Cuántas veces habremos visto juntos esta y otras tantas fotografías y documentos. Recortes de prensa, catálogos y notas amenizados por sus historias y sus anécdotas. Fragmentos de una memoria y una vida viajera dominada por l’errance. Los viajes. La máxima sobre el camino, más interesante que la posada. Conversábamos mucho en casa.  Un espacio al que llegábamos para sentarnos a orillas de un lago transparente, apacible y profundo. Siguiendo la tradición converso con Elisa y trato de que fluya la memoria familiar para que el espejo del lago sea un manantial sereno, un relato que también deberá acompañarla. La historia de una familia marcada por los cortes bruscos de los acontecimientos contra los que nada o casi nada podemos hacer. Las guerras, las revoluciones, las dictaduras, las injusticias. Las memorias van ocupando un espacio, mezcla de olvido y elección. La experiencia sería el proceso en el que también cartografiamos para transmitir,  y, con el tiempo, vemos cómo se repiten ciclos entre las generaciones, y cómo el golpe regresa en el tiempo para avisar, como si la vida pasada, como si la experiencia de las generaciones anteriores no hubiera sido suficiente para comprender.

En la imagen no está Loló Soldevilla y a veces pienso si no fue ella quien tomó la fotografía. No sabemos quién está tras la cámara. No recuerdo con precisión pero bien habría podido ser ella. En aquellos años, Loló, muy amiga de mi padre y de Tomás, era la agregada cultural de la embajada de Cuba en París. Pintora abstracta de talento, fue una personalidad fuerte de la vida artística en La Habana de los años cincuenta. Su manera elegante y atrevida de vestir, sus gafas y su belle americaine (coche americano) convertible eran un escándalo en el París de la posguerra.

Tomas Oliva y José Antonio Díaz Peláez eligieron éste espacio delante de la obra de Le Corbusier, sede de la fundación Suiza en la ciudad universitaria de París. Eligieron la construcción contemporánea, racionalista y luminosa para guardar una memoria del viaje.

La vida política de La Habana de 1952 convulsionaba el medio artístico de aquellos años. A la vez que se desarrollaba la ciudad y crecían nuevas instituciones culturales, en marzo de 1952 el país despertó bajo un nuevo golpe de Estado. El viaje a Europa, realizado en 1953, previa exposición conjunta en La Habana, lo costearon con el pago por la realización en bronce directo de las piezas exteriores  instaladas en el Museo de Bellas Artes de La Habana. Díaz Peláez trabajó con Ernesto González Jerez, autor de una de las esculturas seleccionadas por los arquitectos encargados de la construcción. Tomás Oliva había ganado una beca y después de París se marcharía a Ravena para seguir una formación en la escuela italiana de frescos y mosaicos.  

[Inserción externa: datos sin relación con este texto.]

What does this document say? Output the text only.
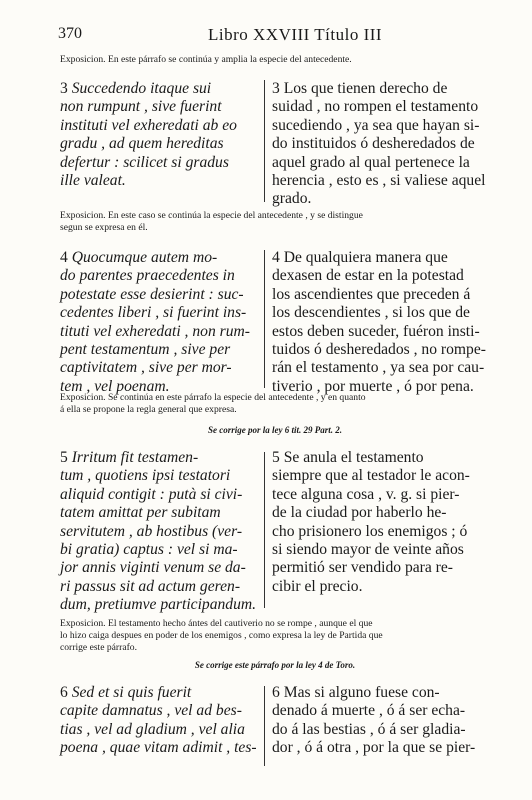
370	Libro XXVIII Título III
Exposicion. En este párrafo se continúa y amplia la especie del antecedente.
3 Succedendo itaque sui
non rumpunt , sive fuerint
instituti vel exheredati ab eo
gradu , ad quem hereditas
defertur : scilicet si gradus
ille valeat.
3 Los que tienen derecho de
suidad , no rompen el testamento
sucediendo , ya sea que hayan si-
do instituidos ó desheredados de
aquel grado al qual pertenece la
herencia , esto es , si valiese aquel
grado.
Exposicion. En este caso se continúa la especie del antecedente , y se distingue
segun se expresa en él.
4 Quocumque autem mo-
do parentes praecedentes in
potestate esse desierint : suc-
cedentes liberi , si fuerint ins-
tituti vel exheredati , non rum-
pent testamentum , sive per
captivitatem , sive per mor-
tem , vel poenam.
4 De qualquiera manera que
dexasen de estar en la potestad
los ascendientes que preceden á
los descendientes , si los que de
estos deben suceder, fuéron insti-
tuidos ó desheredados , no rompe-
rán el testamento , ya sea por cau-
tiverio , por muerte , ó por pena.
Exposicion. Se continúa en este párrafo la especie del antecedente , y en quanto
á ella se propone la regla general que expresa.
Se corrige por la ley 6 tit. 29 Part. 2.
5 Irritum fit testamen-
tum , quotiens ipsi testatori
aliquid contigit : putà si civi-
tatem amittat per subitam
servitutem , ab hostibus (ver-
bi gratia) captus : vel si ma-
jor annis viginti venum se da-
ri passus sit ad actum geren-
dum, pretiumve participandum.
5 Se anula el testamento
siempre que al testador le acon-
tece alguna cosa , v. g. si pier-
de la ciudad por haberlo he-
cho prisionero los enemigos ; ó
si siendo mayor de veinte años
permitió ser vendido para re-
cibir el precio.
Exposicion. El testamento hecho ántes del cautiverio no se rompe , aunque el que
lo hizo caiga despues en poder de los enemigos , como expresa la ley de Partida que
corrige este párrafo.
Se corrige este párrafo por la ley 4 de Toro.
6 Sed et si quis fuerit
capite damnatus , vel ad bes-
tias , vel ad gladium , vel alia
poena , quae vitam adimit , tes-
6 Mas si alguno fuese con-
denado á muerte , ó á ser echa-
do á las bestias , ó á ser gladia-
dor , ó á otra , por la que se pier-
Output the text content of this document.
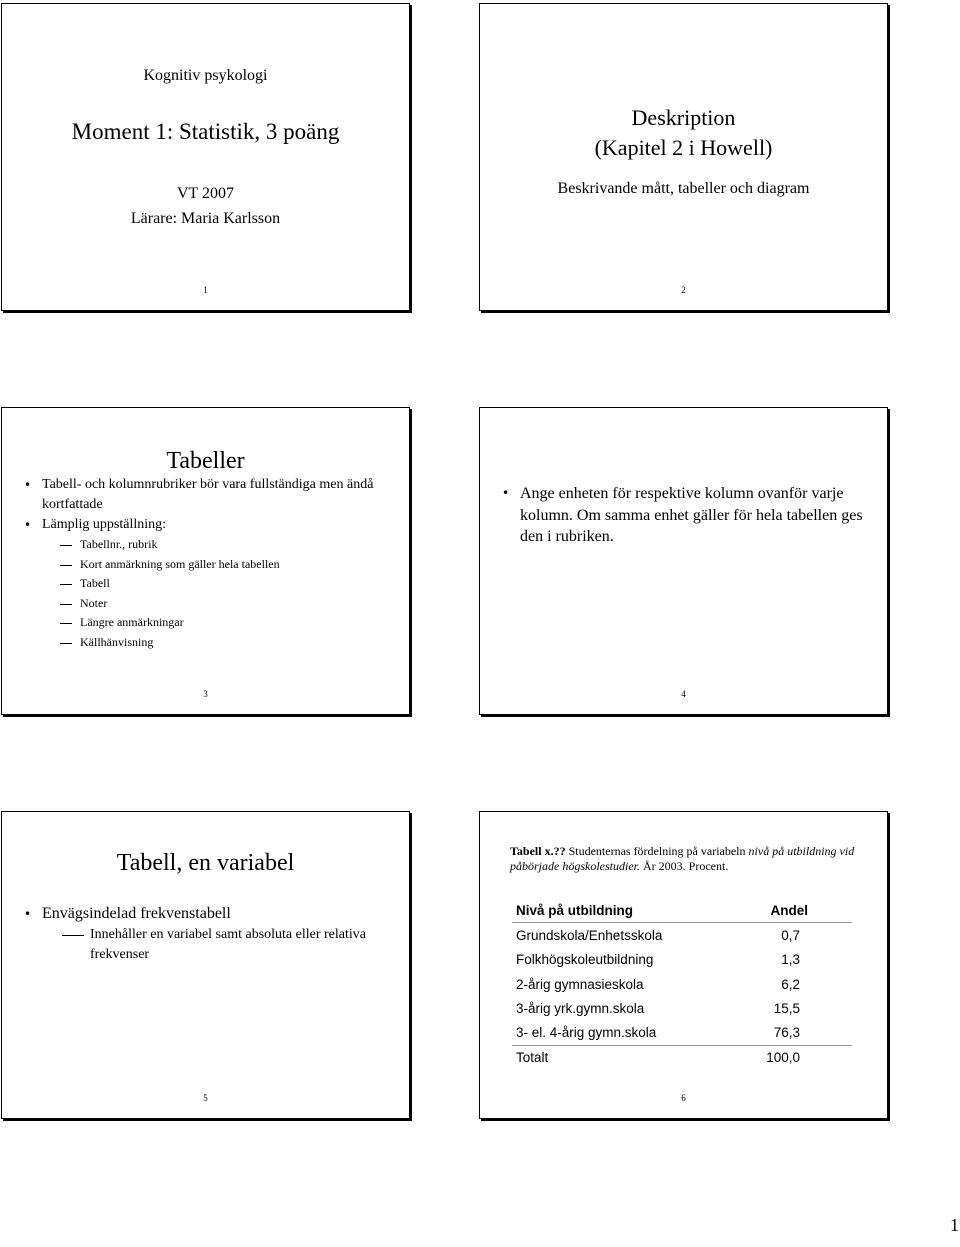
Kognitiv psykologi
Moment 1: Statistik, 3 poäng
VT 2007
Lärare: Maria Karlsson
1
Deskription
(Kapitel 2 i Howell)
Beskrivande mått, tabeller och diagram
2
Tabeller
• Tabell- och kolumnrubriker bör vara fullständiga men ändå kortfattade
• Lämplig uppställning:
Tabellnr., rubrik
Kort anmärkning som gäller hela tabellen
Tabell
Noter
Längre anmärkningar
Källhänvisning
3
• Ange enheten för respektive kolumn ovanför varje kolumn. Om samma enhet gäller för hela tabellen ges den i rubriken.
4
Tabell, en variabel
• Envägsindelad frekvenstabell
Innehåller en variabel samt absoluta eller relativa frekvenser
5
Tabell x.?? Studenternas fördelning på variabeln nivå på utbildning vid påbörjade högskolestudier. År 2003. Procent.
Nivå på utbildning	Andel
Grundskola/Enhetsskola	0,7
Folkhögskoleutbildning	1,3
2-årig gymnasieskola	6,2
3-årig yrk.gymn.skola	15,5
3- el. 4-årig gymn.skola	76,3
Totalt	100,0
6
1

Durante el año de 1953 José Antonio Díaz Peláez viajó por Francia, España y Bélgica. Entre las experiencias más interesantes que recordaba se encontraban dos visitas; la primera, a Brancusi, en su humilde atelier parisino donde  trabajaba y se dedicaba a fotografíar las piezas que guardaba de su colección, y, en Barcelona, sus paseos por el barrio gótico y la cripta Güell, concebida por Gaudí en un pueblo industrial a las afueras de la ciudad. El viejo mapa que compró de la Barcelona de 1953, en La Habana de aquellos años siguió siendo un documento trazado como una brújula.